Classes such as EN 050, 060, 070 are required to incorporate the book into their curriculum, but many sophomore level professors choose to use the book in their class. Psychology, sociology and nursing professors have taken an OBOC book and utilized it in their teachings. The 2005-2006 book, “My Sister’s Keeper,” was recommended and used by nursing faculty and the 2011-2012 book, “Enrique’s Journey,” was used in history, psychology and sociology classes.
When picking a book, the committee’s foremost goal is the students. OBOC books are chosen so that they can be used in classrooms to reach, touch and inspire as many students as possible.
The book chosen this year is written by Luis Carlos Montalván and entitled “Until Tuesday.” A wounded soldier from the Iraq war meets an emotionally weary golden retriever and once they connect, they both begin to flourish.
Montalván speaks freely on the issue of service dogs, the benefits they have and the harsh criticism and discrimination he faces. After reading this book, it was clear for Kewish “how much more we should be doing for our veterans…not just disabled, but all of our veterans.”

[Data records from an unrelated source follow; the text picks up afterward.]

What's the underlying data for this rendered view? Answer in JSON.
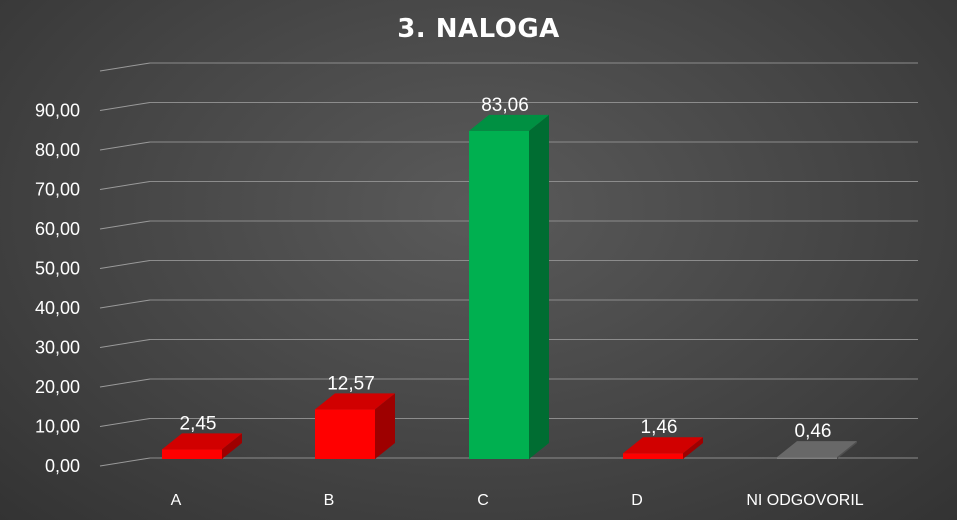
{
  "chart_data": {
    "type": "bar",
    "title": "3. NALOGA",
    "categories": [
      "A",
      "B",
      "C",
      "D",
      "NI ODGOVORIL"
    ],
    "values": [
      2.45,
      12.57,
      83.06,
      1.46,
      0.46
    ],
    "value_labels": [
      "2,45",
      "12,57",
      "83,06",
      "1,46",
      "0,46"
    ],
    "colors": [
      "#ff0000",
      "#ff0000",
      "#00b050",
      "#ff0000",
      "#7f7f7f"
    ],
    "y_ticks": [
      "0,00",
      "10,00",
      "20,00",
      "30,00",
      "40,00",
      "50,00",
      "60,00",
      "70,00",
      "80,00",
      "90,00"
    ],
    "ylim": [
      0,
      100
    ],
    "grid": true,
    "style": "3d-column",
    "xlabel": "",
    "ylabel": ""
  }
}
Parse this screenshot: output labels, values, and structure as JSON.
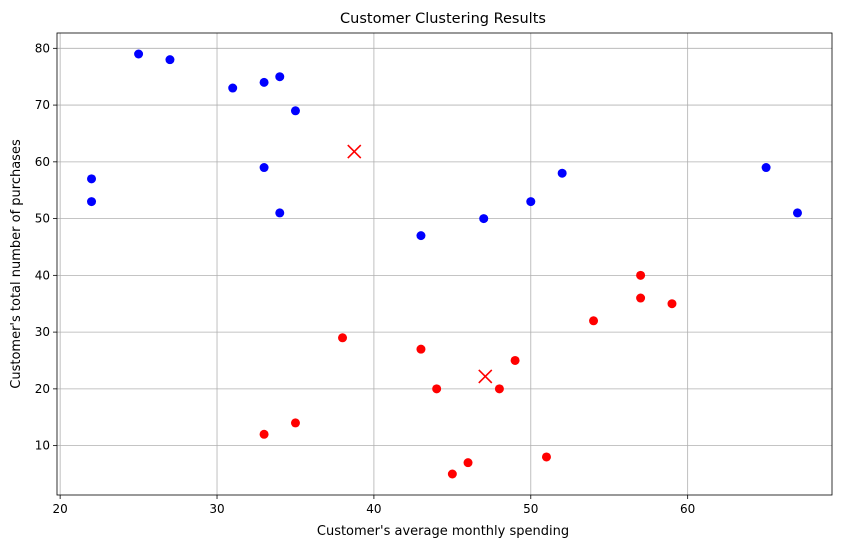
{
  "chart_data": {
    "type": "scatter",
    "title": "Customer Clustering Results",
    "xlabel": "Customer's average monthly spending",
    "ylabel": "Customer's total number of purchases",
    "xlim": [
      19.8,
      69.2
    ],
    "ylim": [
      1.3,
      82.7
    ],
    "xticks": [
      20,
      30,
      40,
      50,
      60
    ],
    "yticks": [
      10,
      20,
      30,
      40,
      50,
      60,
      70,
      80
    ],
    "grid": true,
    "series": [
      {
        "color": "#0000ff",
        "marker": "circle",
        "points": [
          [
            25,
            79
          ],
          [
            27,
            78
          ],
          [
            31,
            73
          ],
          [
            33,
            74
          ],
          [
            34,
            75
          ],
          [
            35,
            69
          ],
          [
            22,
            57
          ],
          [
            22,
            53
          ],
          [
            33,
            59
          ],
          [
            34,
            51
          ],
          [
            43,
            47
          ],
          [
            47,
            50
          ],
          [
            50,
            53
          ],
          [
            52,
            58
          ],
          [
            65,
            59
          ],
          [
            67,
            51
          ]
        ]
      },
      {
        "color": "#ff0000",
        "marker": "circle",
        "points": [
          [
            57,
            40
          ],
          [
            57,
            36
          ],
          [
            59,
            35
          ],
          [
            54,
            32
          ],
          [
            38,
            29
          ],
          [
            43,
            27
          ],
          [
            49,
            25
          ],
          [
            44,
            20
          ],
          [
            48,
            20
          ],
          [
            33,
            12
          ],
          [
            35,
            14
          ],
          [
            45,
            5
          ],
          [
            46,
            7
          ],
          [
            51,
            8
          ]
        ]
      },
      {
        "color": "#ff0000",
        "marker": "x",
        "points": [
          [
            38.75,
            61.8
          ],
          [
            47.1,
            22.2
          ]
        ]
      }
    ]
  }
}
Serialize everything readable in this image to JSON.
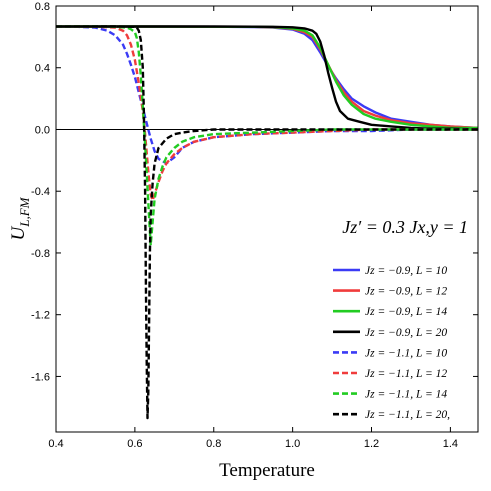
{
  "chart_data": {
    "type": "line",
    "xlabel": "Temperature",
    "ylabel": "U_{L,FM}",
    "ylabel_display": "U",
    "ylabel_sub": "L,FM",
    "xlim": [
      0.4,
      1.47
    ],
    "ylim": [
      -1.96,
      0.8
    ],
    "xticks": [
      0.4,
      0.6,
      0.8,
      1.0,
      1.2,
      1.4
    ],
    "xtick_labels": [
      "0.4",
      "0.6",
      "0.8",
      "1.0",
      "1.2",
      "1.4"
    ],
    "yticks": [
      0.8,
      0.4,
      0.0,
      -0.4,
      -0.8,
      -1.2,
      -1.6
    ],
    "ytick_labels": [
      "0.8",
      "0.4",
      "0.0",
      "-0.4",
      "-0.8",
      "-1.2",
      "-1.6"
    ],
    "reference_line_y": 0.0,
    "annotation": "J_{z'} = 0.3 J_{x,y} = 1",
    "annotation_display": "Jz′ = 0.3 Jx,y = 1",
    "legend_position": "lower-right",
    "grid": false,
    "series": [
      {
        "name": "J_z = -0.9, L = 10",
        "display": "Jz = −0.9, L = 10",
        "color": "#3b3bf5",
        "style": "solid",
        "x": [
          0.4,
          0.6,
          0.8,
          0.9,
          0.95,
          1.0,
          1.03,
          1.05,
          1.07,
          1.09,
          1.11,
          1.13,
          1.15,
          1.18,
          1.21,
          1.25,
          1.3,
          1.35,
          1.4,
          1.47
        ],
        "y": [
          0.667,
          0.667,
          0.666,
          0.664,
          0.66,
          0.648,
          0.62,
          0.58,
          0.5,
          0.41,
          0.33,
          0.26,
          0.2,
          0.15,
          0.11,
          0.07,
          0.05,
          0.03,
          0.02,
          0.01
        ]
      },
      {
        "name": "J_z = -0.9, L = 12",
        "display": "Jz = −0.9, L = 12",
        "color": "#f03c3c",
        "style": "solid",
        "x": [
          0.4,
          0.6,
          0.8,
          0.9,
          0.95,
          1.0,
          1.03,
          1.05,
          1.07,
          1.09,
          1.11,
          1.13,
          1.15,
          1.18,
          1.21,
          1.25,
          1.3,
          1.35,
          1.4,
          1.47
        ],
        "y": [
          0.667,
          0.667,
          0.666,
          0.665,
          0.662,
          0.652,
          0.63,
          0.6,
          0.52,
          0.42,
          0.32,
          0.24,
          0.18,
          0.12,
          0.09,
          0.06,
          0.04,
          0.03,
          0.02,
          0.01
        ]
      },
      {
        "name": "J_z = -0.9, L = 14",
        "display": "Jz = −0.9, L = 14",
        "color": "#22cc22",
        "style": "solid",
        "x": [
          0.4,
          0.6,
          0.8,
          0.9,
          0.95,
          1.0,
          1.03,
          1.05,
          1.07,
          1.09,
          1.11,
          1.13,
          1.15,
          1.18,
          1.21,
          1.25,
          1.3,
          1.35,
          1.4,
          1.47
        ],
        "y": [
          0.667,
          0.667,
          0.666,
          0.665,
          0.663,
          0.655,
          0.64,
          0.61,
          0.53,
          0.42,
          0.31,
          0.22,
          0.16,
          0.1,
          0.07,
          0.05,
          0.03,
          0.02,
          0.01,
          0.01
        ]
      },
      {
        "name": "J_z = -0.9, L = 20",
        "display": "Jz = −0.9, L = 20",
        "color": "#000000",
        "style": "solid",
        "x": [
          0.4,
          0.6,
          0.8,
          0.9,
          0.95,
          1.0,
          1.03,
          1.05,
          1.06,
          1.07,
          1.08,
          1.09,
          1.1,
          1.11,
          1.12,
          1.14,
          1.17,
          1.2,
          1.25,
          1.3,
          1.35,
          1.4,
          1.47
        ],
        "y": [
          0.667,
          0.667,
          0.667,
          0.666,
          0.665,
          0.662,
          0.655,
          0.64,
          0.62,
          0.57,
          0.48,
          0.37,
          0.27,
          0.18,
          0.12,
          0.07,
          0.05,
          0.03,
          0.02,
          0.01,
          0.005,
          0.005,
          0.0
        ]
      },
      {
        "name": "J_z = -1.1, L = 10",
        "display": "Jz = −1.1, L = 10",
        "color": "#3b3bf5",
        "style": "dashed",
        "x": [
          0.4,
          0.45,
          0.5,
          0.53,
          0.55,
          0.57,
          0.58,
          0.59,
          0.6,
          0.61,
          0.62,
          0.63,
          0.64,
          0.65,
          0.66,
          0.68,
          0.7,
          0.72,
          0.75,
          0.8,
          0.9,
          1.0,
          1.1,
          1.2,
          1.3,
          1.47
        ],
        "y": [
          0.667,
          0.666,
          0.66,
          0.64,
          0.61,
          0.55,
          0.49,
          0.42,
          0.34,
          0.24,
          0.14,
          0.04,
          -0.06,
          -0.14,
          -0.19,
          -0.22,
          -0.18,
          -0.12,
          -0.08,
          -0.05,
          -0.03,
          -0.02,
          -0.01,
          -0.01,
          0.0,
          0.0
        ]
      },
      {
        "name": "J_z = -1.1, L = 12",
        "display": "Jz = −1.1, L = 12",
        "color": "#f03c3c",
        "style": "dashed",
        "x": [
          0.4,
          0.5,
          0.55,
          0.57,
          0.58,
          0.59,
          0.6,
          0.61,
          0.62,
          0.625,
          0.63,
          0.635,
          0.64,
          0.645,
          0.65,
          0.66,
          0.67,
          0.68,
          0.7,
          0.72,
          0.75,
          0.8,
          0.9,
          1.0,
          1.1,
          1.2,
          1.3,
          1.47
        ],
        "y": [
          0.667,
          0.666,
          0.66,
          0.64,
          0.61,
          0.55,
          0.45,
          0.3,
          0.12,
          0.0,
          -0.15,
          -0.3,
          -0.42,
          -0.46,
          -0.42,
          -0.34,
          -0.27,
          -0.22,
          -0.16,
          -0.12,
          -0.08,
          -0.05,
          -0.03,
          -0.02,
          -0.01,
          0.0,
          0.0,
          0.0
        ]
      },
      {
        "name": "J_z = -1.1, L = 14",
        "display": "Jz = −1.1, L = 14",
        "color": "#22cc22",
        "style": "dashed",
        "x": [
          0.4,
          0.5,
          0.55,
          0.58,
          0.59,
          0.6,
          0.605,
          0.61,
          0.615,
          0.62,
          0.625,
          0.63,
          0.635,
          0.64,
          0.645,
          0.65,
          0.66,
          0.67,
          0.68,
          0.7,
          0.72,
          0.75,
          0.8,
          0.9,
          1.0,
          1.1,
          1.2,
          1.47
        ],
        "y": [
          0.667,
          0.667,
          0.665,
          0.66,
          0.65,
          0.63,
          0.59,
          0.5,
          0.35,
          0.15,
          -0.05,
          -0.28,
          -0.52,
          -0.75,
          -0.6,
          -0.45,
          -0.32,
          -0.24,
          -0.18,
          -0.12,
          -0.08,
          -0.05,
          -0.03,
          -0.02,
          -0.01,
          0.0,
          0.0,
          0.0
        ]
      },
      {
        "name": "J_z = -1.1, L = 20,",
        "display": "Jz = −1.1, L = 20,",
        "color": "#000000",
        "style": "dashed",
        "x": [
          0.4,
          0.5,
          0.55,
          0.58,
          0.6,
          0.605,
          0.61,
          0.615,
          0.62,
          0.623,
          0.626,
          0.628,
          0.63,
          0.632,
          0.634,
          0.636,
          0.638,
          0.64,
          0.645,
          0.65,
          0.66,
          0.68,
          0.7,
          0.72,
          0.75,
          0.8,
          0.9,
          1.0,
          1.2,
          1.47
        ],
        "y": [
          0.667,
          0.667,
          0.667,
          0.666,
          0.665,
          0.66,
          0.64,
          0.58,
          0.4,
          0.1,
          -0.4,
          -1.0,
          -1.5,
          -1.87,
          -1.7,
          -1.25,
          -0.8,
          -0.55,
          -0.35,
          -0.22,
          -0.12,
          -0.06,
          -0.03,
          -0.02,
          -0.01,
          0.0,
          0.0,
          0.0,
          0.0,
          0.0
        ]
      }
    ]
  }
}
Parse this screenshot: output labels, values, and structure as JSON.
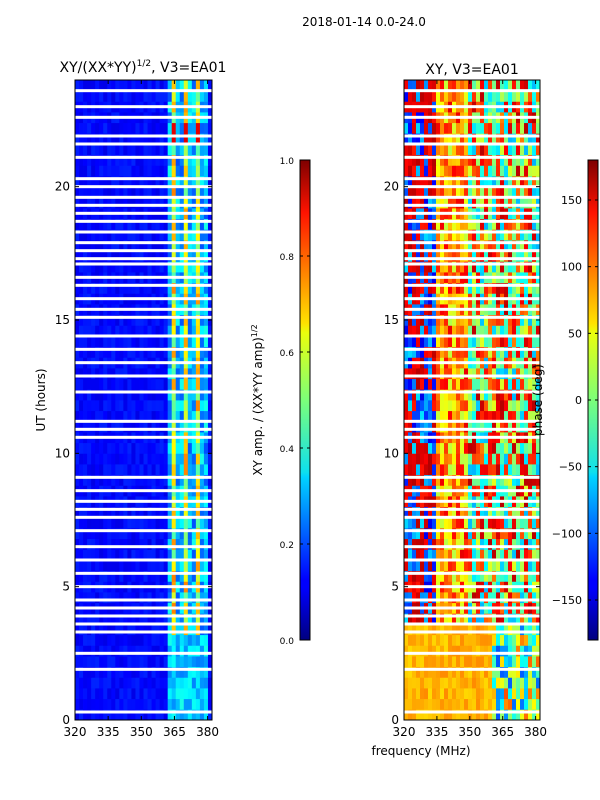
{
  "figure_title": "2018-01-14 0.0-24.0",
  "chart_data": [
    {
      "type": "heatmap",
      "title_main": "XY/(XX*YY)",
      "title_sup": "1/2",
      "title_rest": ", V3=EA01",
      "ylabel": "UT (hours)",
      "xlabel": "",
      "xlim": [
        320,
        382
      ],
      "ylim": [
        0,
        24
      ],
      "x_ticks": [
        320,
        335,
        350,
        365,
        380
      ],
      "y_ticks": [
        0,
        5,
        10,
        15,
        20
      ],
      "colorbar": {
        "label_main": "XY amp. / (XX*YY amp)",
        "label_sup": "1/2",
        "range": [
          0.0,
          1.0
        ],
        "ticks": [
          "0.0",
          "0.2",
          "0.4",
          "0.6",
          "0.8",
          "1.0"
        ],
        "tick_values": [
          0.0,
          0.2,
          0.4,
          0.6,
          0.8,
          1.0
        ]
      },
      "description": "Mostly low amplitude (~0.1) across band; high amplitude striped channels between ~362 and 380 MHz"
    },
    {
      "type": "heatmap",
      "title_main": "XY, V3=EA01",
      "ylabel": "",
      "xlabel": "frequency (MHz)",
      "xlim": [
        320,
        382
      ],
      "ylim": [
        0,
        24
      ],
      "x_ticks": [
        320,
        335,
        350,
        365,
        380
      ],
      "y_ticks": [
        0,
        5,
        10,
        15,
        20
      ],
      "colorbar": {
        "label_main": "phase (deg)",
        "range": [
          -180,
          180
        ],
        "ticks": [
          "−150",
          "−100",
          "−50",
          "0",
          "50",
          "100",
          "150"
        ],
        "tick_values": [
          -150,
          -100,
          -50,
          0,
          50,
          100,
          150
        ]
      },
      "description": "Phase near +60 deg (yellow) below 3.5 h; mixed red/blue/cyan structure above"
    }
  ],
  "blank_rows_hours": [
    0.3,
    1.9,
    2.5,
    3.3,
    3.6,
    3.9,
    4.2,
    4.5,
    5.0,
    5.5,
    6.0,
    6.5,
    7.1,
    7.6,
    7.9,
    8.2,
    8.6,
    9.1,
    10.6,
    10.9,
    11.2,
    12.3,
    12.9,
    13.4,
    13.9,
    14.4,
    15.1,
    15.4,
    15.8,
    16.3,
    16.6,
    17.1,
    17.3,
    17.6,
    17.9,
    18.3,
    18.7,
    19.0,
    19.3,
    19.6,
    20.0,
    20.3,
    21.1,
    21.6,
    21.9,
    22.6,
    23.0,
    23.6
  ]
}
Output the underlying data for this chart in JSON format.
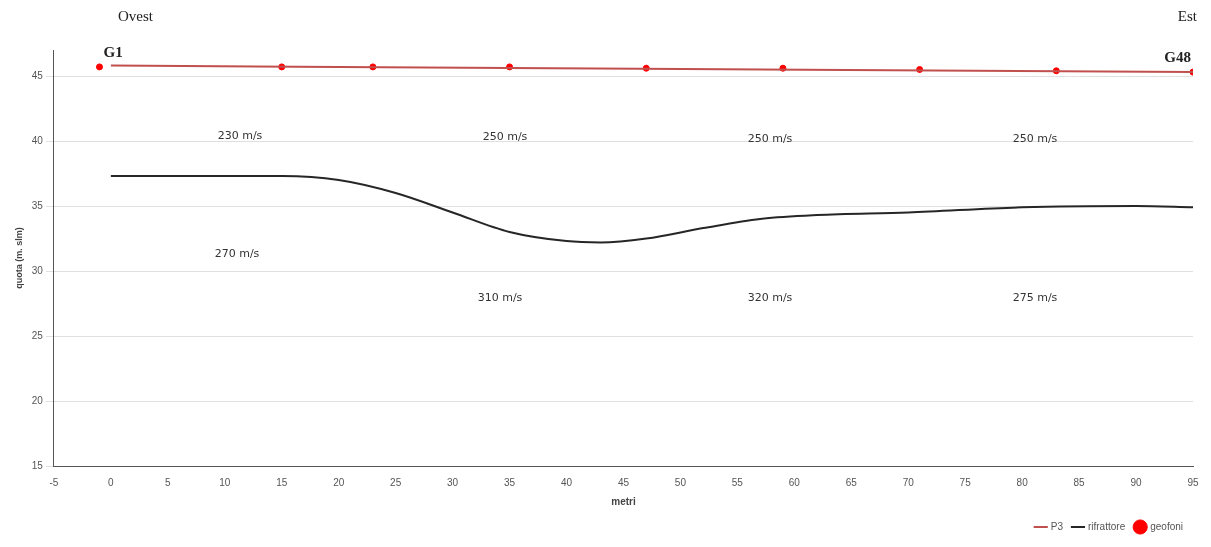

The student body, the staff and the faculty on campus have been talking about “Until Tuesday.” It was chosen to get people talking about the treatment of veterans and the struggles they face when returning home.
This year almost a dozen book clubs from Cumberland County and surrounding counties called Kewish, asking what book the committee chose. People from the community waited for the book announcement because of the prestige OBOC has accumulated. After the announcement of this year’s book, Kewish was receiving calls “within 2-3 weeks…from both faculty and staff about how appreciative they were, what they got out of it, how much they enjoyed it and how much they want to talk about it.” Each author of the chosen book visits our campus. He or she speaks to students and community members and signs books.
Luis Carlos Montalván will be visiting CCC on Oct. 29. Students, faculty and community members who are interested in participating in this free event can purchase the book in the college bookstore for $15.00 and come to the auditorium in the Fine and Performing Arts Center at 7 p.m. Mary Herlihy, Director of Paralegal Studies, will be speaking and introducing Montalvan. It was Herlihy who suggested the book to the committee, but her daughter, Erin, had started the conversation. OBOC looks for books like this that are so influential, emotional and important that it travels from daughter to mother, from professor to campus and from campus to community.
OBOC’s hope is to introduce students, faculty and the community to books that will make them question, discuss and think about their position on important issues.